Chapter Fifteen
They stayed in Rehoboth Beach for a few more days, but eventually real life poked its head back in. The reporter that Brody had contacted had bitten, and so had the Marines who’d been injured. They wanted their story to be told, and neither Genieve nor Brody could stand being away from the action. They wanted to be in DC when the story broke, but another crisis brought them back sooner than they planned.
The teenage daughter of a US Congresswoman had run away, and the woman had contacted Brody for help. The girl had been found within hours at a friend’s house, but, with her mother’s high-profile job, the story was going viral. Usually the children of politicians were off-limits, but the press was eating up the teenage angst. Family strife at such a level was new fodder, and Genieve practically threw Brody at the family to help them. Family matters should be private, no matter what the parents did for a living.
‘Go,’ she said when he hesitated. ‘Manage the chaos. I need to go home anyway. I haven’t been there for ever, and I need to see the place.’
To be precise, she hadn’t seen her rowhouse since the break-in had been discovered. The repairs had been completed, and her cleaning service assured her that everything had been tidied up. Still, she needed to go home. She needed to put that whole fiasco behind her.
‘Are you sure you don’t want me with you when you go in there?’ he asked.
‘I’ll be OK.’ It was time to put things back on an even keel, and she wanted privacy to think about a few things. ‘I need fresh undies,’ she teased.
The corner of his mouth looked like it didn’t know what to do, go up or down.
‘All right.’ The frown won, but there wasn’t time to argue about it. He shoved his hand into his pocket and surprised her by pulling out a key. ‘If anything goes wrong or it doesn’t feel right, go back to my house. Just let me know where you end up.’
She smiled softly. ‘Are you giving me the keys to your place, Brody?’
‘Or you could go to my office. It’s closer.’
He pulled out his keychain and began to remove another key, but she stopped him. She went up on tiptoe to kiss his cheek. ‘I’ll make keys for you, too, but for tonight I’ll be fine.’
The muscle in his temple ticked. ‘Text me to let me know how things are going.’
‘I will. You too.’ She pushed him gently on his way. ‘Go, do your thing. Fix things for that poor woman.’
* * *
The house looked normal when Genieve finally made it home. Dusk was heavy as she drove down her street. Everything looked so ordinary, yet so eerily quiet. Some of her neighbours were still out and about, but no reporters waited to snap pictures of her. The yellow police tape was gone, and the only police car she’d seen was a cruiser on patrol a few blocks back. She smiled in surprise at the flowers blooming in the window planters. They looked to have thrived without her.
She turned at the corner and then again at the alley. Coming from this direction made her more uneasy. This was how Maggie had approached. She’d come up from behind and had broken in the back door. Genieve tried to shake off the heebie-jeebies as she took her spot under the covered parking. She hurried to collect her things.
Her back door looked different as she approached it. The colour matched the old one, but instead of a door with a window it was a solid panel of steel. Oh, it was moulded with fake panes and a bold trim to look pretty, but the thing was impenetrable.

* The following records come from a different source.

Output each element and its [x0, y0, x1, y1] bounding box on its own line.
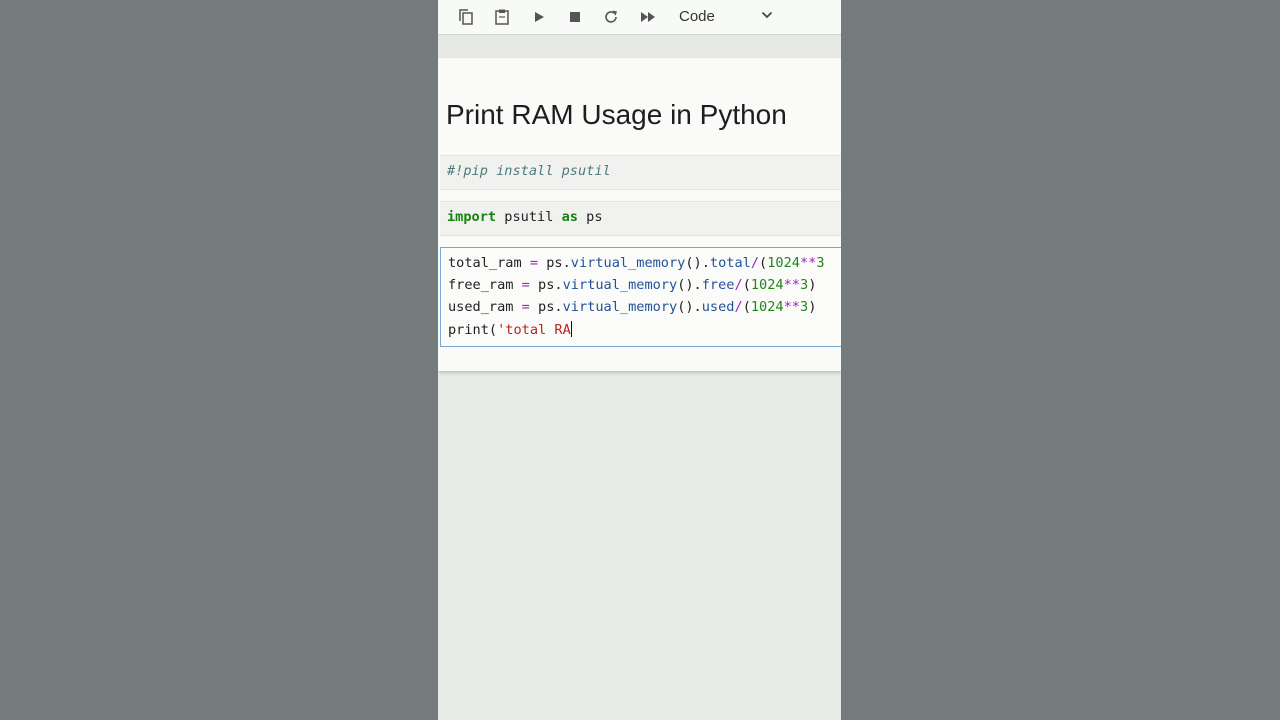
restart-run-all-button[interactable] [637, 6, 659, 28]
chevron-down-icon [761, 11, 773, 19]
punct-token: ( [742, 299, 751, 315]
punct-token: ( [742, 277, 751, 293]
operator-token: / [734, 277, 743, 293]
keyword-token: import [447, 209, 497, 225]
code-line: free_ram = ps.virtual_memory().free/(102… [448, 277, 816, 293]
property-token: virtual_memory [562, 299, 678, 315]
punct-token: ) [808, 277, 817, 293]
markdown-heading: Print RAM Usage in Python [446, 99, 787, 130]
code-cell-active[interactable]: total_ram = ps.virtual_memory().total/(1… [440, 247, 841, 347]
operator-token: = [529, 255, 539, 271]
comment-token: #!pip install psutil [447, 163, 611, 179]
restart-button[interactable] [600, 6, 622, 28]
alias-token: ps [577, 209, 603, 225]
code-line: print('total RA [448, 321, 572, 338]
code-line: total_ram = ps.virtual_memory().total/(1… [448, 255, 825, 271]
notebook-viewport: Code Print RAM Usage in Python #!pip ins… [438, 0, 841, 720]
operator-token: / [750, 255, 760, 271]
property-token: total [709, 255, 751, 271]
number-token: 1024 [750, 299, 784, 315]
function-token: print( [448, 322, 498, 338]
clipboard-icon [495, 9, 509, 25]
operator-token: ** [783, 277, 800, 293]
object-token: ps. [529, 299, 563, 315]
copy-button[interactable] [455, 6, 477, 28]
variable-token: free_ram [448, 277, 522, 293]
object-token: ps. [529, 277, 563, 293]
operator-token: ** [783, 299, 800, 315]
property-token: virtual_memory [562, 277, 678, 293]
copy-icon [459, 9, 473, 25]
operator-token: / [734, 299, 743, 315]
variable-token: total_ram [448, 255, 530, 271]
operator-token: = [521, 277, 530, 293]
punct-token: ( [759, 255, 768, 271]
punct-token: ) [808, 299, 817, 315]
code-line: used_ram = ps.virtual_memory().used/(102… [448, 299, 816, 315]
text-cursor [570, 321, 572, 337]
operator-token: = [521, 299, 530, 315]
number-token: 3 [816, 255, 825, 271]
stop-button[interactable] [564, 6, 586, 28]
paste-button[interactable] [491, 6, 513, 28]
notebook-toolbar: Code [438, 0, 841, 35]
property-token: free [701, 277, 735, 293]
number-token: 3 [800, 277, 809, 293]
number-token: 3 [800, 299, 809, 315]
property-token: used [701, 299, 735, 315]
property-token: virtual_memory [570, 255, 686, 271]
code-line: #!pip install psutil [447, 163, 611, 179]
object-token: ps. [538, 255, 571, 271]
toolbar-gap [438, 35, 841, 58]
run-button[interactable] [528, 6, 550, 28]
cell-type-value: Code [679, 8, 715, 25]
play-icon [535, 12, 544, 22]
code-line: import psutil as ps [447, 209, 603, 225]
punct-token: (). [677, 277, 702, 293]
number-token: 1024 [767, 255, 800, 271]
module-token: psutil [496, 209, 562, 225]
string-token: 'total RA [497, 322, 571, 338]
punct-token: (). [677, 299, 702, 315]
punct-token: (). [685, 255, 710, 271]
stop-icon [570, 12, 580, 22]
code-cell-import[interactable]: import psutil as ps [440, 201, 841, 236]
cell-type-select[interactable]: Code [671, 6, 781, 28]
refresh-icon [605, 10, 617, 23]
fast-forward-icon [641, 12, 655, 22]
operator-token: ** [799, 255, 817, 271]
variable-token: used_ram [448, 299, 522, 315]
code-cell-pip[interactable]: #!pip install psutil [440, 155, 841, 190]
keyword-token: as [561, 209, 578, 225]
number-token: 1024 [750, 277, 784, 293]
notebook-panel: Print RAM Usage in Python #!pip install … [438, 58, 841, 371]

She hurriedly dug her keys out of her purse. The landscaping stone had been replaced. It looked identical to the one that had been used to break her old window, but this one didn’t have the weathering of the adjacent stones. She wondered where the old one was…down at police headquarters as evidence?
The little differences looked big to her, and she worried about what she’d find inside. She pulled her roller bag over the threshold, and the wheels clattered. She hit the light switch and quickly locked the door behind her.
Inside the kitchen, nothing was out of place. That almost disturbed her more. Her cleaning service had gone overboard. They’d left the place spotless, yet for her they’d done too good a job. She walked further into the room, almost afraid to touch anything. She remembered peering around that young cop and seeing lab techs swarming everywhere.
She nearly jumped out of her shoes when her phone binged. She pressed a hand to her heart as she dug the phone out of her purse.
‘Did you make it there? Are you OK?’
She smiled softly. She’d barely made it inside the door. ‘Everything is good. You?’
‘Crazy here. It’s going to be a while.’
‘I’ll wait up.’
She put the phone away and straightened her shoulders. ‘Get it over with already,’ she told herself.
She headed to the living room, turning on lights as she went. The room had been left untouched in the break-in, but there wasn’t so much as a speck of dust on the furniture. Dreading what she would or wouldn’t find, she headed up the stairs to her bedroom. By the time she made it to the last step, her fear had dissipated and her anger had returned.
This was her home. Margaret Harris had had no right to come in here and do what she’d done. Genieve would be damned if she let the woman destroy her sense of safety in her own home.
She strode into her bedroom as if she owned it – because she did. It had been cleaned and polished, too, but her gaze settled on the empty space on the wall where the oil painting had hung. The break-in had happened, but it was time to get over it.